Core idea: for each word, check if any two adjacent characters are the same (case-insensitive).

def words_with_consecutive_letters(words):
    def has_consecutive(word):
        w = word.lower()
        return any(w[i] == w[i+1] for i in range(len(w) - 1))
    return [w for w in words if has_consecutive(w)]

Key rules: - Case-insensitive → lowercase before comparing - Check adjacent pairs: word[i] == word[i+1] - Preserve original order - any() short-circuits on the first matching pair


Problem Statement

Problem

Write a function words_with_consecutive_letters(words) that returns all words containing at least one pair of consecutive identical letters, in their original order.

Examples:

Input
["hello", "apple", "ball", "test", "cat"]
Output
["hello", "apple", "ball"]
Input
["sky", "fly", "run", "jump"]
Output
[]

Tracing example 1

Word Pairs checked Consecutive pair? Include?
"hello" he, el, ll✅, lo ll
"apple" ap, pp✅, pl, le pp
"ball" ba, al, ll✅ ll
"test" te, es, st none
"cat" ca, at none

Result: ["hello", "apple", "ball"]


Solution approaches

def words_with_consecutive_letters(words):
    def has_consecutive(word):
        w = word.lower()
        return any(a == b for a, b in zip(w, w[1:]))
    return [w for w in words if has_consecutive(w)]

zip(w, w[1:]) creates adjacent pairs without index arithmetic. any() short-circuits on the first match.
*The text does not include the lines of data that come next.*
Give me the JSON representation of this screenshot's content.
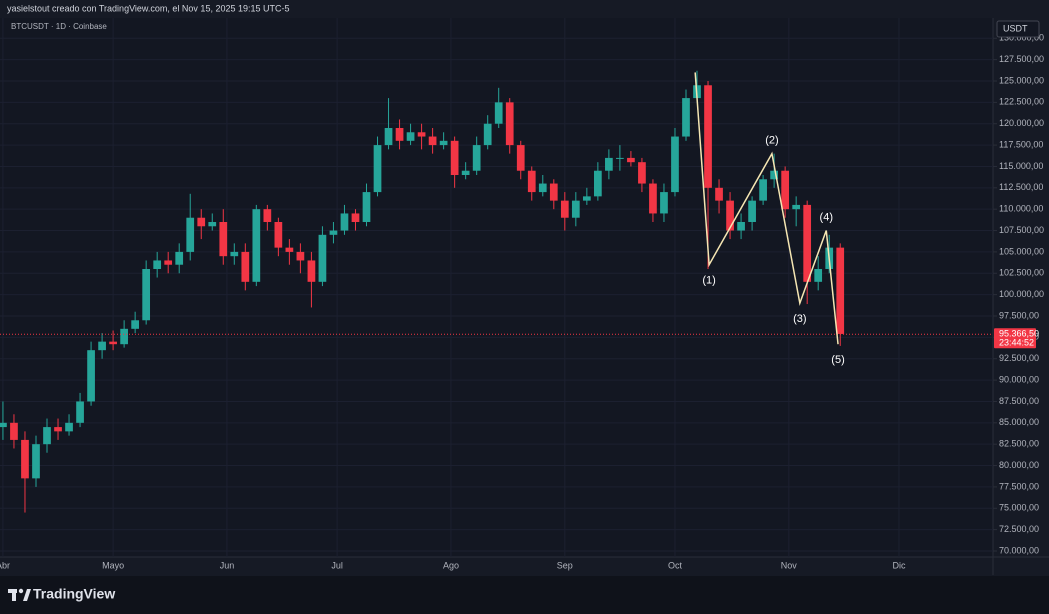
{
  "header": {
    "caption": "yasielstout creado con TradingView.com, el Nov 15, 2025 19:15 UTC-5"
  },
  "footer": {
    "brand": "TradingView"
  },
  "chart_data": {
    "type": "candlestick",
    "title": "BTCUSDT · 1D · Coinbase",
    "currency": "USDT",
    "up_color": "#26a69a",
    "down_color": "#f23645",
    "x": [
      0,
      3,
      6,
      9,
      12,
      15,
      18,
      21,
      24,
      27,
      30,
      33,
      36,
      39,
      42,
      45,
      48,
      51,
      54,
      57,
      60,
      63,
      66,
      69,
      72,
      75,
      78,
      81,
      84,
      87,
      90,
      93,
      96,
      99,
      102,
      105,
      108,
      111,
      114,
      117,
      120,
      123,
      126,
      129,
      132,
      135,
      138,
      141,
      144,
      147,
      150,
      153,
      156,
      159,
      162,
      165,
      168,
      171,
      174,
      177,
      180,
      183,
      186,
      189,
      192,
      195,
      198,
      201,
      204,
      207,
      210,
      213,
      216,
      219,
      222,
      225,
      228
    ],
    "open": [
      84500,
      85000,
      83000,
      78500,
      82500,
      84500,
      84000,
      85000,
      87500,
      93500,
      94500,
      94200,
      96000,
      97000,
      103000,
      104000,
      103500,
      105000,
      109000,
      108000,
      108500,
      104500,
      105000,
      101500,
      110000,
      108500,
      105500,
      105000,
      104000,
      101500,
      107000,
      107500,
      109500,
      108500,
      112000,
      117500,
      119500,
      118000,
      119000,
      118500,
      117500,
      118000,
      114000,
      114500,
      117500,
      120000,
      122500,
      117500,
      114500,
      112000,
      113000,
      111000,
      109000,
      111000,
      111500,
      114500,
      116000,
      116000,
      115500,
      113000,
      109500,
      112000,
      118500,
      123000,
      124500,
      112500,
      111000,
      107500,
      108500,
      111000,
      113500,
      114500,
      110000,
      110500,
      101500,
      103000,
      105500
    ],
    "high": [
      87500,
      86000,
      84000,
      83500,
      85500,
      85500,
      86000,
      88500,
      94500,
      95500,
      95800,
      97000,
      98000,
      104000,
      105000,
      105000,
      106000,
      111800,
      110000,
      109500,
      110000,
      106000,
      106000,
      110500,
      110500,
      109000,
      106500,
      106000,
      105000,
      108000,
      108500,
      110500,
      110000,
      113000,
      118500,
      123000,
      120500,
      120000,
      120000,
      119500,
      119000,
      118500,
      115500,
      118500,
      121000,
      124200,
      123000,
      118000,
      115000,
      114000,
      113500,
      112000,
      112000,
      112500,
      115500,
      117000,
      117500,
      116800,
      116000,
      113500,
      113000,
      119500,
      124000,
      126200,
      125000,
      113500,
      112000,
      109500,
      111500,
      114000,
      116500,
      115000,
      111500,
      111000,
      104500,
      107000,
      106000
    ],
    "low": [
      83000,
      82000,
      74500,
      77500,
      81500,
      83000,
      83500,
      84500,
      87000,
      92500,
      93500,
      93800,
      95500,
      96500,
      102000,
      102500,
      102500,
      104000,
      106500,
      107500,
      103500,
      103500,
      100500,
      101000,
      107500,
      104500,
      103500,
      102500,
      98500,
      101000,
      106000,
      107000,
      107500,
      108000,
      111500,
      117000,
      117000,
      117500,
      117000,
      116500,
      117000,
      112500,
      113500,
      114000,
      117000,
      119500,
      116500,
      113500,
      111000,
      111500,
      110000,
      107500,
      108000,
      110500,
      111000,
      113500,
      114500,
      115000,
      112000,
      108500,
      108500,
      111500,
      118000,
      122500,
      103000,
      109500,
      106500,
      106500,
      107500,
      110500,
      112500,
      109000,
      108000,
      98900,
      100500,
      102500,
      94000
    ],
    "close": [
      85000,
      83000,
      78500,
      82500,
      84500,
      84000,
      85000,
      87500,
      93500,
      94500,
      94200,
      96000,
      97000,
      103000,
      104000,
      103500,
      105000,
      109000,
      108000,
      108500,
      104500,
      105000,
      101500,
      110000,
      108500,
      105500,
      105000,
      104000,
      101500,
      107000,
      107500,
      109500,
      108500,
      112000,
      117500,
      119500,
      118000,
      119000,
      118500,
      117500,
      118000,
      114000,
      114500,
      117500,
      120000,
      122500,
      117500,
      114500,
      112000,
      113000,
      111000,
      109000,
      111000,
      111500,
      114500,
      116000,
      116000,
      115500,
      113000,
      109500,
      112000,
      118500,
      123000,
      124500,
      112500,
      111000,
      107500,
      108500,
      111000,
      113500,
      114500,
      110000,
      110500,
      101500,
      103000,
      105500,
      95400
    ],
    "xlim": [
      -0.8,
      269.6
    ],
    "xticks": [
      {
        "value": 0,
        "label": "Abr"
      },
      {
        "value": 30,
        "label": "Mayo"
      },
      {
        "value": 61,
        "label": "Jun"
      },
      {
        "value": 91,
        "label": "Jul"
      },
      {
        "value": 122,
        "label": "Ago"
      },
      {
        "value": 153,
        "label": "Sep"
      },
      {
        "value": 183,
        "label": "Oct"
      },
      {
        "value": 214,
        "label": "Nov"
      },
      {
        "value": 244,
        "label": "Dic"
      }
    ],
    "ylim": [
      69298,
      132372
    ],
    "yticks": [
      {
        "value": 70000,
        "label": "70.000,00"
      },
      {
        "value": 72500,
        "label": "72.500,00"
      },
      {
        "value": 75000,
        "label": "75.000,00"
      },
      {
        "value": 77500,
        "label": "77.500,00"
      },
      {
        "value": 80000,
        "label": "80.000,00"
      },
      {
        "value": 82500,
        "label": "82.500,00"
      },
      {
        "value": 85000,
        "label": "85.000,00"
      },
      {
        "value": 87500,
        "label": "87.500,00"
      },
      {
        "value": 90000,
        "label": "90.000,00"
      },
      {
        "value": 92500,
        "label": "92.500,00"
      },
      {
        "value": 95000,
        "label": "95.000,00"
      },
      {
        "value": 97500,
        "label": "97.500,00"
      },
      {
        "value": 100000,
        "label": "100.000,00"
      },
      {
        "value": 102500,
        "label": "102.500,00"
      },
      {
        "value": 105000,
        "label": "105.000,00"
      },
      {
        "value": 107500,
        "label": "107.500,00"
      },
      {
        "value": 110000,
        "label": "110.000,00"
      },
      {
        "value": 112500,
        "label": "112.500,00"
      },
      {
        "value": 115000,
        "label": "115.000,00"
      },
      {
        "value": 117500,
        "label": "117.500,00"
      },
      {
        "value": 120000,
        "label": "120.000,00"
      },
      {
        "value": 122500,
        "label": "122.500,00"
      },
      {
        "value": 125000,
        "label": "125.000,00"
      },
      {
        "value": 127500,
        "label": "127.500,00"
      },
      {
        "value": 130000,
        "label": "130.000,00"
      }
    ],
    "last_price": {
      "value": 95366.5,
      "label": "95.366,50"
    },
    "countdown": "23:44:52",
    "waves": {
      "color": "#f5e6b3",
      "x": [
        188.5,
        192.3,
        209.4,
        217,
        224.2,
        227.4
      ],
      "y": [
        126000,
        103500,
        116500,
        99000,
        107500,
        94200
      ],
      "labels": [
        null,
        "(1)",
        "(2)",
        "(3)",
        "(4)",
        "(5)"
      ]
    }
  }
}
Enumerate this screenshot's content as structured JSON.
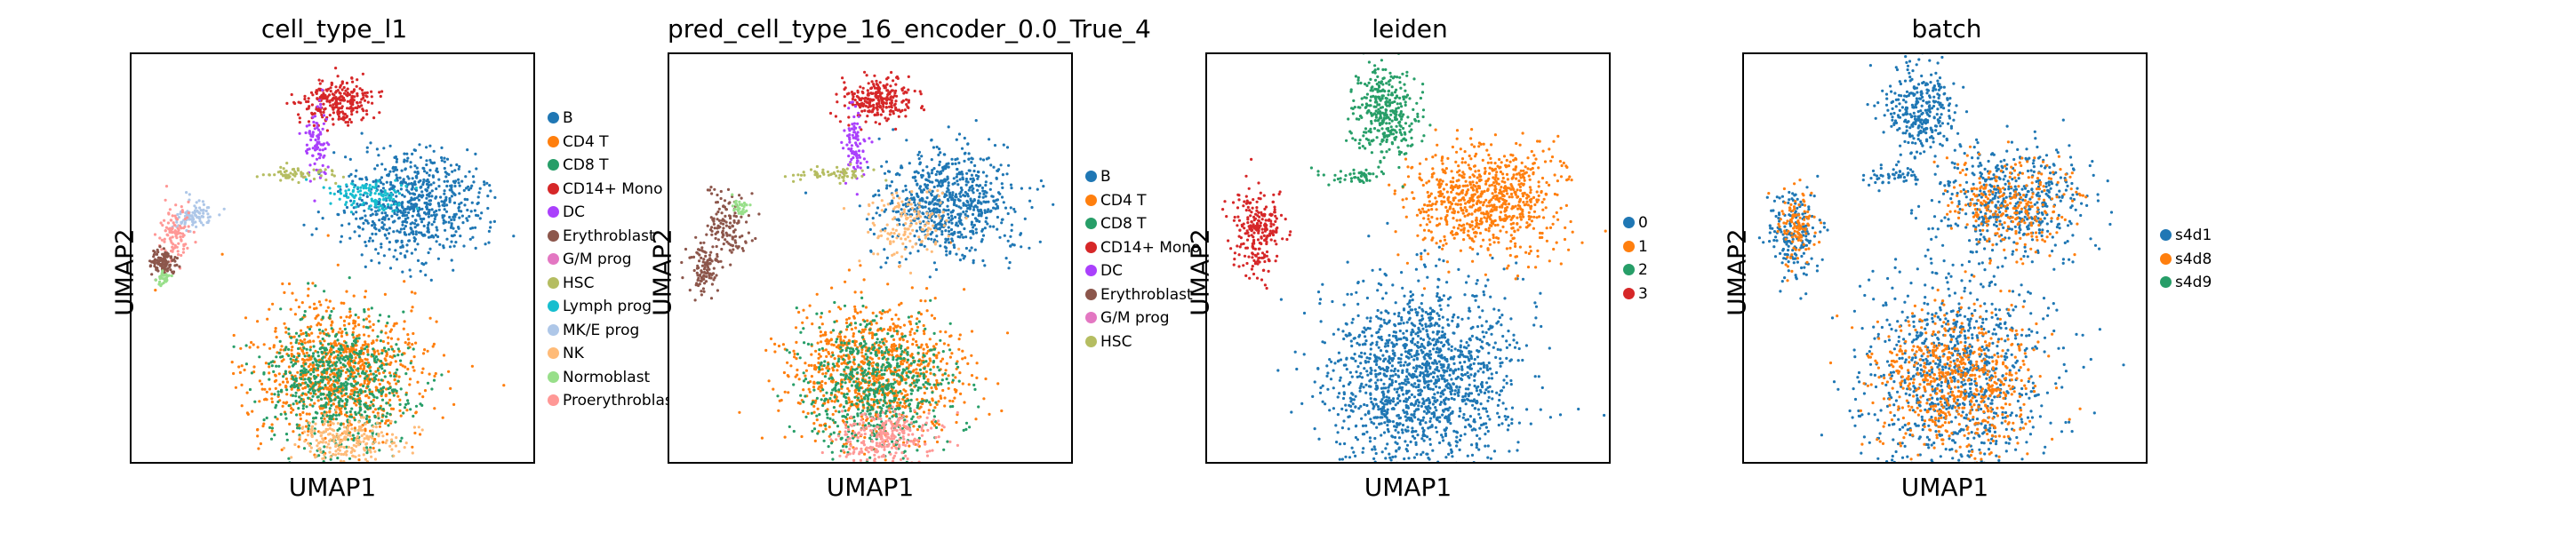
{
  "chart_data": [
    {
      "type": "scatter",
      "title": "cell_type_l1",
      "xlabel": "UMAP1",
      "ylabel": "UMAP2",
      "legend_position": "right",
      "categories": [
        {
          "label": "B",
          "color": "#1f77b4"
        },
        {
          "label": "CD4 T",
          "color": "#ff7f0e"
        },
        {
          "label": "CD8 T",
          "color": "#279e68"
        },
        {
          "label": "CD14+ Mono",
          "color": "#d62728"
        },
        {
          "label": "DC",
          "color": "#aa40fc"
        },
        {
          "label": "Erythroblast",
          "color": "#8c564b"
        },
        {
          "label": "G/M prog",
          "color": "#e377c2"
        },
        {
          "label": "HSC",
          "color": "#b5bd61"
        },
        {
          "label": "Lymph prog",
          "color": "#17becf"
        },
        {
          "label": "MK/E prog",
          "color": "#aec7e8"
        },
        {
          "label": "NK",
          "color": "#ffbb78"
        },
        {
          "label": "Normoblast",
          "color": "#98df8a"
        },
        {
          "label": "Proerythroblast",
          "color": "#ff9896"
        }
      ]
    },
    {
      "type": "scatter",
      "title": "pred_cell_type_16_encoder_0.0_True_4",
      "xlabel": "UMAP1",
      "ylabel": "UMAP2",
      "legend_position": "right",
      "categories": [
        {
          "label": "B",
          "color": "#1f77b4"
        },
        {
          "label": "CD4 T",
          "color": "#ff7f0e"
        },
        {
          "label": "CD8 T",
          "color": "#279e68"
        },
        {
          "label": "CD14+ Mono",
          "color": "#d62728"
        },
        {
          "label": "DC",
          "color": "#aa40fc"
        },
        {
          "label": "Erythroblast",
          "color": "#8c564b"
        },
        {
          "label": "G/M prog",
          "color": "#e377c2"
        },
        {
          "label": "HSC",
          "color": "#b5bd61"
        }
      ]
    },
    {
      "type": "scatter",
      "title": "leiden",
      "xlabel": "UMAP1",
      "ylabel": "UMAP2",
      "legend_position": "right",
      "categories": [
        {
          "label": "0",
          "color": "#1f77b4"
        },
        {
          "label": "1",
          "color": "#ff7f0e"
        },
        {
          "label": "2",
          "color": "#279e68"
        },
        {
          "label": "3",
          "color": "#d62728"
        }
      ]
    },
    {
      "type": "scatter",
      "title": "batch",
      "xlabel": "UMAP1",
      "ylabel": "UMAP2",
      "legend_position": "right",
      "categories": [
        {
          "label": "s4d1",
          "color": "#1f77b4"
        },
        {
          "label": "s4d8",
          "color": "#ff7f0e"
        },
        {
          "label": "s4d9",
          "color": "#279e68"
        }
      ]
    }
  ]
}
def words_with_consecutive_letters(words):
    result = []
    for word in words:
        w = word.lower()
        found = False
        for i in range(len(w) - 1):
            if w[i] == w[i + 1]:
                found = True
                break
        if found:
            result.append(word)
    return result
def words_with_consecutive_letters(words):
    has_consec = lambda w: any(
        w[i] == w[i+1] for i in range(len(w) - 1)
    )
    return [w for w in words if has_consec(w.lower())]
def words_with_consecutive_letters(words):
    has_consec = lambda w: any(a == b for a, b in zip(w, w[1:]))
    return list(filter(lambda w: has_consec(w.lower()), words))

Key takeaways

01

zip(w, w[1:]) - elegant adjacent pair iteration

zip(w, w[1:]) pairs each character with the next one without index arithmetic. It naturally stops one pair before the end - no off-by-one risk.

02

any() short-circuits - stops at first match

any(a==b for a,b in zip(w, w[1:])) stops checking as soon as the first consecutive pair is found. No need to scan the whole word once a match is confirmed.

03

Lowercase for comparison, return original case

Apply .lower() only for the comparison - keep the original word in the result list. has_consec(w.lower()) checks the lowercased version while the list comprehension appends the original w.